Speed 34.9 39.5 (35.2-44.1) <.001 1.52

Accuracy 25.1 49.5 (43.8-55.2) .86 1.68

Human contact 29.9 50.3 (45-55.5) .92 1.70

Responsibility 28.3 47.7 (42.5-53) .40 1.69

Reducing costs 33 59.2 (54.3-63.9) <.001 1.66

Fairness 29.3 53.7 (48.5-58.8) .16 1.66
Welfare—D01e vs D02f

Explanation 39.6 63.7 (59.4-67.7) <.001 1.55

Speed 32.7 41.8 (37-46.6) .001 1.66

Accuracy 26.4 48.4 (43.2-53.7) .56 1.57

Human contact 30.7 43.9 (39.1-48.8) .02 1.64

Personal tailoring 33.1 43.9 (39.1-48.8) .01 1.69

Reducing costs 35.1 58.8 (54.3-63.1) <.001 1.58

Fairness 27.1 51.7 (46.3-57.1) .53 1.70

aPercentages and CIs adjusted for weighting.

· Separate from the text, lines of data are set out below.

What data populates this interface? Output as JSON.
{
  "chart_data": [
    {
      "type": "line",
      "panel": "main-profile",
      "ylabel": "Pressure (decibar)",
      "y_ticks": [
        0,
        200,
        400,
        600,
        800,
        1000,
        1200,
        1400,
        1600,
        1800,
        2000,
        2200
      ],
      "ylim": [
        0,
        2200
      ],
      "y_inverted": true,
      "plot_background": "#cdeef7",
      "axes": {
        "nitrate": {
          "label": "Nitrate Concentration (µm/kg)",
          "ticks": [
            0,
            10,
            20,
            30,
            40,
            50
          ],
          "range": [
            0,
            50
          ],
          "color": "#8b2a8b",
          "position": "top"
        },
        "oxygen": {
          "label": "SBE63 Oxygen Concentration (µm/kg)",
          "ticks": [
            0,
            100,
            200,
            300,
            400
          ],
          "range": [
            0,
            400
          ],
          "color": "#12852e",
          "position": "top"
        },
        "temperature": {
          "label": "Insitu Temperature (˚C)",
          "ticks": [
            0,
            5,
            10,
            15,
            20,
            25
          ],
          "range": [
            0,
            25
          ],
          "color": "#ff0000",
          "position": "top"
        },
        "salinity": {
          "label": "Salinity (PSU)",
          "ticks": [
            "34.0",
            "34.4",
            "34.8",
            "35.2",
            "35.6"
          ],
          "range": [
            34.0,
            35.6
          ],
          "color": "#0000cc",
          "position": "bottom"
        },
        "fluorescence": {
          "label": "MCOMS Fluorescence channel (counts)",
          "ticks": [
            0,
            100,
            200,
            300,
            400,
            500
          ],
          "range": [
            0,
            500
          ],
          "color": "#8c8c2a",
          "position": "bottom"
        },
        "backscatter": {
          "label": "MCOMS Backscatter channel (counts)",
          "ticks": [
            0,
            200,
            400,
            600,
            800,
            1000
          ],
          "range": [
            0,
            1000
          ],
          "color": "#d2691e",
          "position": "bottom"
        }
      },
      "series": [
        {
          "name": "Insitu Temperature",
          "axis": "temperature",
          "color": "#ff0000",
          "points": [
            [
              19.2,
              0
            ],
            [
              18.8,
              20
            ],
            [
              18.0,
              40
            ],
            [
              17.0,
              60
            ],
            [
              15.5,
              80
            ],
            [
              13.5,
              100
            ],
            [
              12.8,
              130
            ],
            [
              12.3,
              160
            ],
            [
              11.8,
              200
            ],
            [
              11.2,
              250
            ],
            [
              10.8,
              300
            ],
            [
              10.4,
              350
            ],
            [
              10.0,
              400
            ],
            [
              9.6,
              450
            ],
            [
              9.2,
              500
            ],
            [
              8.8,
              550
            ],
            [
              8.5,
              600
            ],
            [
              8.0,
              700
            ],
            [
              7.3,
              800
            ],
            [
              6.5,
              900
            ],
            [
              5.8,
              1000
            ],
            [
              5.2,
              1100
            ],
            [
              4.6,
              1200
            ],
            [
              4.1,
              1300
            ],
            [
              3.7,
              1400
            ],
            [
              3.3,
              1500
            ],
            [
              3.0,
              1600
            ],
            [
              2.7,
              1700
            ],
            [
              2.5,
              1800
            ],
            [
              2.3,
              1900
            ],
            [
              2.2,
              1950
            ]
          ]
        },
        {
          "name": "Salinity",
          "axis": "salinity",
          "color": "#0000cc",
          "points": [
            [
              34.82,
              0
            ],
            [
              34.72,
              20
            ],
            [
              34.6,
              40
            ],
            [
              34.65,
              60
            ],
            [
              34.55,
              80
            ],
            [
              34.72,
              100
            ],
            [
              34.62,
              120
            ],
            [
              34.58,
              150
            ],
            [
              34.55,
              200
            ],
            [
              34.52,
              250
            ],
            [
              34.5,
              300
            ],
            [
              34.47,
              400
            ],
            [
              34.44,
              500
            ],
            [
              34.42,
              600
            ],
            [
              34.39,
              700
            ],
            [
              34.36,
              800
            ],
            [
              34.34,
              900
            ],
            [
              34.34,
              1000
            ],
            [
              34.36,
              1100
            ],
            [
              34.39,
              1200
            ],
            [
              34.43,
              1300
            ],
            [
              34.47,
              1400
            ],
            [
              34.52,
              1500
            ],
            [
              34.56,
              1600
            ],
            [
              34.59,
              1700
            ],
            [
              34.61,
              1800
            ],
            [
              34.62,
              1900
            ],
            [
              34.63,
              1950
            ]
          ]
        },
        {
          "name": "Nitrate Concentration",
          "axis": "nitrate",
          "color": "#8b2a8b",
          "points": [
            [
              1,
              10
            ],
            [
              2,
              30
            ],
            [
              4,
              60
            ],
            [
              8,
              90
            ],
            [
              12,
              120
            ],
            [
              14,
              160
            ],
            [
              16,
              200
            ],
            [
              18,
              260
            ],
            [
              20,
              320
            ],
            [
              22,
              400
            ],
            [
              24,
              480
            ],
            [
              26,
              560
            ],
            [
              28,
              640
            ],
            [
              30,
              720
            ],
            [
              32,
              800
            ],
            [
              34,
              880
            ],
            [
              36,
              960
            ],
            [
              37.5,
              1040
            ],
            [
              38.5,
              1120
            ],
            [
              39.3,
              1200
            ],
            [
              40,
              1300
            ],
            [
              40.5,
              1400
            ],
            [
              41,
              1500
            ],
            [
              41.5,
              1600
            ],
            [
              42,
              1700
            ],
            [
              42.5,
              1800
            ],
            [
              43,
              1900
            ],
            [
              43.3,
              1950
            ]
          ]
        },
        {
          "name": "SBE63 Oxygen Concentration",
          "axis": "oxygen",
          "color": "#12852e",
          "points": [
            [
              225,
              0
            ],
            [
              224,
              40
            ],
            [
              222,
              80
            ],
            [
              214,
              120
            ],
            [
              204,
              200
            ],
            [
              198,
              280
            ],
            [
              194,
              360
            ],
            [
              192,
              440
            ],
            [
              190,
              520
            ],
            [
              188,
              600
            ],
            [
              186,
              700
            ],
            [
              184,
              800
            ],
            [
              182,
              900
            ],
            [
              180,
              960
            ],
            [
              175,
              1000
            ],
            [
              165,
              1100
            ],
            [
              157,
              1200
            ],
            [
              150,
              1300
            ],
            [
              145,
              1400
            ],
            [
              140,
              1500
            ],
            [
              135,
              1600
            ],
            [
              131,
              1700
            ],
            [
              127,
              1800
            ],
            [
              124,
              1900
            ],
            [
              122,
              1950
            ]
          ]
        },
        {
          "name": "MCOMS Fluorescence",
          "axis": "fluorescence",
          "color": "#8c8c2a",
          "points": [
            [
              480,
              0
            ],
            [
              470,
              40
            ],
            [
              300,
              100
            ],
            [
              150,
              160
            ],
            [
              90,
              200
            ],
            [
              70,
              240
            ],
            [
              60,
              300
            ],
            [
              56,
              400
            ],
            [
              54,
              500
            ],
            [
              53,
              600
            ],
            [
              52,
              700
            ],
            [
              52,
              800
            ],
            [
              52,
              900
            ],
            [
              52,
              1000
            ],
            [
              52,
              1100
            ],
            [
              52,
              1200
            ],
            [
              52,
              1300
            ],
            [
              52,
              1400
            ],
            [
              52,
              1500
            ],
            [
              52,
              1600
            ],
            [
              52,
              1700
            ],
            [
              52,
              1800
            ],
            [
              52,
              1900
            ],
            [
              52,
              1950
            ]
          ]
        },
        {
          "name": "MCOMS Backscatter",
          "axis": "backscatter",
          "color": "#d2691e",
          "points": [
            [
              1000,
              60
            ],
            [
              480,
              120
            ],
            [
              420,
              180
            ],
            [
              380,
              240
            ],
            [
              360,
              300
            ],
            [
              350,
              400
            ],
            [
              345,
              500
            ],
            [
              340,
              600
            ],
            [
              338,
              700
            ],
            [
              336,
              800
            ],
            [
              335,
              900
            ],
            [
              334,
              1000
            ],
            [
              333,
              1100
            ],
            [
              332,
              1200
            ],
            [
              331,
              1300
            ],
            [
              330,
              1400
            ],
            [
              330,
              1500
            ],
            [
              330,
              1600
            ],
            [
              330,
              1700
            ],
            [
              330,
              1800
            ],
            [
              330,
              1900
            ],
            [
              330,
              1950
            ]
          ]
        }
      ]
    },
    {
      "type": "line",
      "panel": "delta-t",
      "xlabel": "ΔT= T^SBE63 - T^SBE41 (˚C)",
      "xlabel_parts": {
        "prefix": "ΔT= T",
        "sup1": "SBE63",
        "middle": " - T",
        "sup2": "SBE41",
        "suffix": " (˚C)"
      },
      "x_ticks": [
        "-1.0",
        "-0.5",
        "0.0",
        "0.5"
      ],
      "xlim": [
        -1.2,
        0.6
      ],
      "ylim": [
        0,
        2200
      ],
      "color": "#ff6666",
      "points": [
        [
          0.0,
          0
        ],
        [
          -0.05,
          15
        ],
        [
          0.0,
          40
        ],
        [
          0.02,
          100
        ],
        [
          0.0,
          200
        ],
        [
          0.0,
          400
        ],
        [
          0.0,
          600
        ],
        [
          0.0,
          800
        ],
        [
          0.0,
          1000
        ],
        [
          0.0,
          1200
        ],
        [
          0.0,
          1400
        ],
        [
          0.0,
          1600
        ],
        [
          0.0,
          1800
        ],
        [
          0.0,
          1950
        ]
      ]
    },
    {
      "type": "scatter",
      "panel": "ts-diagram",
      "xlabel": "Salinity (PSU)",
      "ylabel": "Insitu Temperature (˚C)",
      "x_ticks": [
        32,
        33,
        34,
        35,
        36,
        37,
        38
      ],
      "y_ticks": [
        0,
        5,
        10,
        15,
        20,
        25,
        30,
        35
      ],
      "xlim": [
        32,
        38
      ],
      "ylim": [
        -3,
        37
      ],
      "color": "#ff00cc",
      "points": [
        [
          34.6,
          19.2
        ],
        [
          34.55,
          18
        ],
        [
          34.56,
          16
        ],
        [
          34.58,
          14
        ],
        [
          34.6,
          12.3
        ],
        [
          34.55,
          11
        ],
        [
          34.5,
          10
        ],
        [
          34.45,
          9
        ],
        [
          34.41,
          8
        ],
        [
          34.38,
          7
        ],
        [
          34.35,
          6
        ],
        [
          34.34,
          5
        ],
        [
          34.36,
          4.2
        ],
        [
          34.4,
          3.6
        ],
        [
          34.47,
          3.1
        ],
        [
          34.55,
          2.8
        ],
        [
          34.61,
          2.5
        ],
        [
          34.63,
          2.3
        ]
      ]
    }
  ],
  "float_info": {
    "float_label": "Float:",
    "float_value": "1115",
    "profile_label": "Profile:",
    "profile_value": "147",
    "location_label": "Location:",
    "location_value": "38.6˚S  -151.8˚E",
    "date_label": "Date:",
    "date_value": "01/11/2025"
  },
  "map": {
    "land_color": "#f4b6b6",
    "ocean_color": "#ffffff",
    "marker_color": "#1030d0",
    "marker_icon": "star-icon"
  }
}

bAdjusted Pearson F test for equal proportions.

cC01: machine reads medical test, diagnoses, and recommends treatment.

dC02: machine triages when you are unwell.

eD01: machine processes application for unemployment benefits (data sharing required).

fD02: chatbot advises about carer payments.